Data-Driven Reduction of the Finite-Element Model of a Tribomechadynamics Benchmark Problem
Ahmed Amr Morsy, Zhenwei Xu, Paolo Tiso, George Haller
TL;DR
The paper addresses the computational challenge of predicting nonlinear, nonsmooth tribo-mechanical dynamics in bolted joints by constructing a data-driven, smooth reduced-order model using Spectral Submanifolds (SSMs). A $4$-dimensional SSM-based ROM is learned from a few unforced FE trajectories of a $187{,}920$-DOF model and is used to predict the forced response, backbone curves, and damping observed in experiments and full FE simulations, including internal resonances. The authors employ FastSSM to learn the SSM geometry and SSMLearn to obtain a sparse polynomial normal form, enabling efficient prediction under periodic forcing via leading-order forcing terms.
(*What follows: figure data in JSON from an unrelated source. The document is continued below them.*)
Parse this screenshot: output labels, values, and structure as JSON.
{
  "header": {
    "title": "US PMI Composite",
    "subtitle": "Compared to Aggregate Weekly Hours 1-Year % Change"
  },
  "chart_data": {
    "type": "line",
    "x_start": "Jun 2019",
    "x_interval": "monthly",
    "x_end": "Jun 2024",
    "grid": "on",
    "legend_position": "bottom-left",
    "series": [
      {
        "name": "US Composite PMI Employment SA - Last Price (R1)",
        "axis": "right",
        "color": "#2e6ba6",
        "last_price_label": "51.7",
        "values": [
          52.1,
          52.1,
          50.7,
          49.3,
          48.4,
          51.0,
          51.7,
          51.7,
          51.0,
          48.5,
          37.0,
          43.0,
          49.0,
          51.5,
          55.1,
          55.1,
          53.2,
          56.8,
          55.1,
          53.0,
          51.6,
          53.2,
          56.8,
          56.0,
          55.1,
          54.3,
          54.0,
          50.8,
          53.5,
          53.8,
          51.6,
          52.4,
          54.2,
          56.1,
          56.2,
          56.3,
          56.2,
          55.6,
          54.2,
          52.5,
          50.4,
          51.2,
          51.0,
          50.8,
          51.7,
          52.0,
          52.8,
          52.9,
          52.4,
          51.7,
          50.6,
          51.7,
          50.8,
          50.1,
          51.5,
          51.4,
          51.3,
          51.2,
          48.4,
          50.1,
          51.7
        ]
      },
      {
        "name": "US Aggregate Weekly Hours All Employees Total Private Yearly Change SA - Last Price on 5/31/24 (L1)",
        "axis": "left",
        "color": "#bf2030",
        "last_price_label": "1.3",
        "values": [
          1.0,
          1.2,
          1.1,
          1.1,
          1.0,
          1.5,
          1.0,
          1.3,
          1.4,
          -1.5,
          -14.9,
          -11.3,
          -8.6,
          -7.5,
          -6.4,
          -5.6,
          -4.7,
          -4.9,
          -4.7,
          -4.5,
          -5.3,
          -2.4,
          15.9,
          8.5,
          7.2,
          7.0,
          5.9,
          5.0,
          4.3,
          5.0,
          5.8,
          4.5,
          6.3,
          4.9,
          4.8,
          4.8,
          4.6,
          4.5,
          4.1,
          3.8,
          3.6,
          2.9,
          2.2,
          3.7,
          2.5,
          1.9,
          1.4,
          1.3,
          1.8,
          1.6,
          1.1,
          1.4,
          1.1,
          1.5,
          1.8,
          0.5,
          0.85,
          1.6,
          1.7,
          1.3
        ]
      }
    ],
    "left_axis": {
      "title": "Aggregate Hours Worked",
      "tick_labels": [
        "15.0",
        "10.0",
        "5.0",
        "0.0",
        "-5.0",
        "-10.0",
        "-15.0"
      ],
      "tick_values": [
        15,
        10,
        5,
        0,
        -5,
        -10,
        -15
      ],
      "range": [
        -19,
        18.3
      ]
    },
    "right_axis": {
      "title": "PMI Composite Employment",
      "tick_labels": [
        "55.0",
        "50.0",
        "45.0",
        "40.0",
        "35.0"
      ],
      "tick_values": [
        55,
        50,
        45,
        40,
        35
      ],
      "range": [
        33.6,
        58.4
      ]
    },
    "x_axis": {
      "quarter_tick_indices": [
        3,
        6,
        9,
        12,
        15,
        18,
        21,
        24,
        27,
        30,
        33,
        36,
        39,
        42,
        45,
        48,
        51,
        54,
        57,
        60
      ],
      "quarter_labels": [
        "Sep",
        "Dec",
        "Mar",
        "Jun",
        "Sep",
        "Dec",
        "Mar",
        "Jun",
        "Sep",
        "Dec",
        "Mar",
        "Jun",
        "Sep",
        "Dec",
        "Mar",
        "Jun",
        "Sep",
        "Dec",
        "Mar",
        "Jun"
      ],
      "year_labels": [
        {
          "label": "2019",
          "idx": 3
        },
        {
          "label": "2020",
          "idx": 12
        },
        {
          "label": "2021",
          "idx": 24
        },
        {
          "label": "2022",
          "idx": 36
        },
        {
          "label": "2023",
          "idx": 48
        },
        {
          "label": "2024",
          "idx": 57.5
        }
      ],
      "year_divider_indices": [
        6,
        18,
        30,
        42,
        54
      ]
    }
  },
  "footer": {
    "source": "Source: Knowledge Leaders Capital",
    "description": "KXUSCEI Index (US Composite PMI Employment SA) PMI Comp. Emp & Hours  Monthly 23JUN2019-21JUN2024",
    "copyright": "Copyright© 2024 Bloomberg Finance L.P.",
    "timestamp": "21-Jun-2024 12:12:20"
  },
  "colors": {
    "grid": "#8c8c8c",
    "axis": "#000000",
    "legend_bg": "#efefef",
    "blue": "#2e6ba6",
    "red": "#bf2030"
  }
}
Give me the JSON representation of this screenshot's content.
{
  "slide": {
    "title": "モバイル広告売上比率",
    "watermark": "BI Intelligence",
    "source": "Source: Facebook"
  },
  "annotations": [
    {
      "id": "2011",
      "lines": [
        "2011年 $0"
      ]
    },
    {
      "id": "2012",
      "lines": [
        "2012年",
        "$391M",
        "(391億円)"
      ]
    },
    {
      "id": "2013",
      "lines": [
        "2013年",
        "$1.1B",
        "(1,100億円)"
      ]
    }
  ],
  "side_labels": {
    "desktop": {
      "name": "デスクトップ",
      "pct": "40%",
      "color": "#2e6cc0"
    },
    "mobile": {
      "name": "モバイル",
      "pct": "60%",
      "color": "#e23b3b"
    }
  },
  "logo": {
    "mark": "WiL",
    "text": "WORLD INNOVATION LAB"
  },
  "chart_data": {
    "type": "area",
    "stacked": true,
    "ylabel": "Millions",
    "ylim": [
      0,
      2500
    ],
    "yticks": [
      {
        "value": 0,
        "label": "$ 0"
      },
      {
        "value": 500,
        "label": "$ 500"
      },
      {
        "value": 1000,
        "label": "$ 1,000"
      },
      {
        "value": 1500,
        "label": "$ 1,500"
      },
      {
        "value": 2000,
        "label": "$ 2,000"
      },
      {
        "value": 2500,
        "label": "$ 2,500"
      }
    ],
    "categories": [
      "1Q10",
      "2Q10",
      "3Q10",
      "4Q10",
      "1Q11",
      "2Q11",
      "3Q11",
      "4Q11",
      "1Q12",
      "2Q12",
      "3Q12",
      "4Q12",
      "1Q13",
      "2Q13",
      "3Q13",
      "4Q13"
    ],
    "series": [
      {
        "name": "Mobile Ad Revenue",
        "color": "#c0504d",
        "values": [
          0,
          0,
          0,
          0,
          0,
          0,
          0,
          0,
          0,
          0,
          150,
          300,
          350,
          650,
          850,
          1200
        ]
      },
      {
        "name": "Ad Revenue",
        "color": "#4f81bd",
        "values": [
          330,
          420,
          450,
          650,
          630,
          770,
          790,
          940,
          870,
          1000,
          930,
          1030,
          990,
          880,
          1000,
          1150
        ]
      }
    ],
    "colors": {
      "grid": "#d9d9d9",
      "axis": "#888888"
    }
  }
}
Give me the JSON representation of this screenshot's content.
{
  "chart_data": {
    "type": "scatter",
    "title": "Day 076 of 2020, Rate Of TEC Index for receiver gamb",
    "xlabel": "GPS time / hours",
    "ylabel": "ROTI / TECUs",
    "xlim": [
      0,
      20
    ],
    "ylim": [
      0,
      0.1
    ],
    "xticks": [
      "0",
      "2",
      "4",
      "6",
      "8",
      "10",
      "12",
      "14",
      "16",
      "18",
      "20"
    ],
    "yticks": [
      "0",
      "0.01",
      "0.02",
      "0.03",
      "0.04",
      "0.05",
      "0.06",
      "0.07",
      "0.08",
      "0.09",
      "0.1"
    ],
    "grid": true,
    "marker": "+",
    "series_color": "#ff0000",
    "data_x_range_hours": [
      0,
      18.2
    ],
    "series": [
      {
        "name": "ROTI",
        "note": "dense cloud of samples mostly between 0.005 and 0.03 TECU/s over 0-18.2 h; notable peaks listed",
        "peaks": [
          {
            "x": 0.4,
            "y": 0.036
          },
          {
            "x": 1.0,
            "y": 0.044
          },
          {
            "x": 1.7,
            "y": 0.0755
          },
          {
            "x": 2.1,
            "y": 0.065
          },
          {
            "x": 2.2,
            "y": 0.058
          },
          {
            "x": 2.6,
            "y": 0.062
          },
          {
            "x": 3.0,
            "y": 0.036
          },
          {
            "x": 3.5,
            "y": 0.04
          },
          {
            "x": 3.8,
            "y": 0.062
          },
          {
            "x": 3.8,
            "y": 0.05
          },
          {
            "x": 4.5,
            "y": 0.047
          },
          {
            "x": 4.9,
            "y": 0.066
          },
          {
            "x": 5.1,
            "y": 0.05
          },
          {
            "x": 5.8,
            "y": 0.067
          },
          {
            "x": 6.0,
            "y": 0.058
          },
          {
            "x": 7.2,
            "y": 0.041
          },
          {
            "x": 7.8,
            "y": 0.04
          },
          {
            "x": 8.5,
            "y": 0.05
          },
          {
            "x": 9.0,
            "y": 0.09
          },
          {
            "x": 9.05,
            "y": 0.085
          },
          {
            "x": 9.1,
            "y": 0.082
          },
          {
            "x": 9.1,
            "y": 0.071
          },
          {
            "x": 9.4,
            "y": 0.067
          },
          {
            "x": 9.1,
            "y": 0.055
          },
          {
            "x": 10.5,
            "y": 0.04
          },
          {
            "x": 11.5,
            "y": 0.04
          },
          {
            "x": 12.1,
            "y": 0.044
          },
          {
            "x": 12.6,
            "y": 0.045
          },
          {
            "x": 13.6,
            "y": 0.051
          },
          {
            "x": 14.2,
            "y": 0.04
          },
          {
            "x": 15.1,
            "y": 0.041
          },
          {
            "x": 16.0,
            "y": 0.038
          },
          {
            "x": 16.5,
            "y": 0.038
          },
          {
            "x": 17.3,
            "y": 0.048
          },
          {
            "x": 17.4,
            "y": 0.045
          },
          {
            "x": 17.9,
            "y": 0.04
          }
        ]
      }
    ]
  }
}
The results demonstrate accurate predictions (NMTE around $9.16ackslash%$ on validation data) and offer a nonintrusive, dynamics-based ROM capable of handling time-dependent forcing and providing access to joint-level stresses, with potential for parametric studies and faster surrogate evaluations.
Abstract
Bolted joints can exhibit nonsmooth and significantly nonlinear dynamics. Finite Element Models (FEMs) of this phenomenon require fine spatial discretizations, inclusion of nonlinear contact and friction laws, as well as geometric nonlinearity. Owing to the nonlinearity and high dimensionality of such models, full-order dynamic simulations are computationally expensive. In this work, we use the theory of Spectral Submanifolds (SSMs) to construct a data-driven, smoothed reduced model for a 187,920-dimensional FEM model of a broadly studied Tribomechadynamics benchmark structure with bolted joints. We train the 4-dimensional reduced model using only a few transient trajectories of the full unforced FEM model. We show that this smooth model accurately predicts the experimentally observed nonlinear forced response of the full nonsmooth benchmark problem.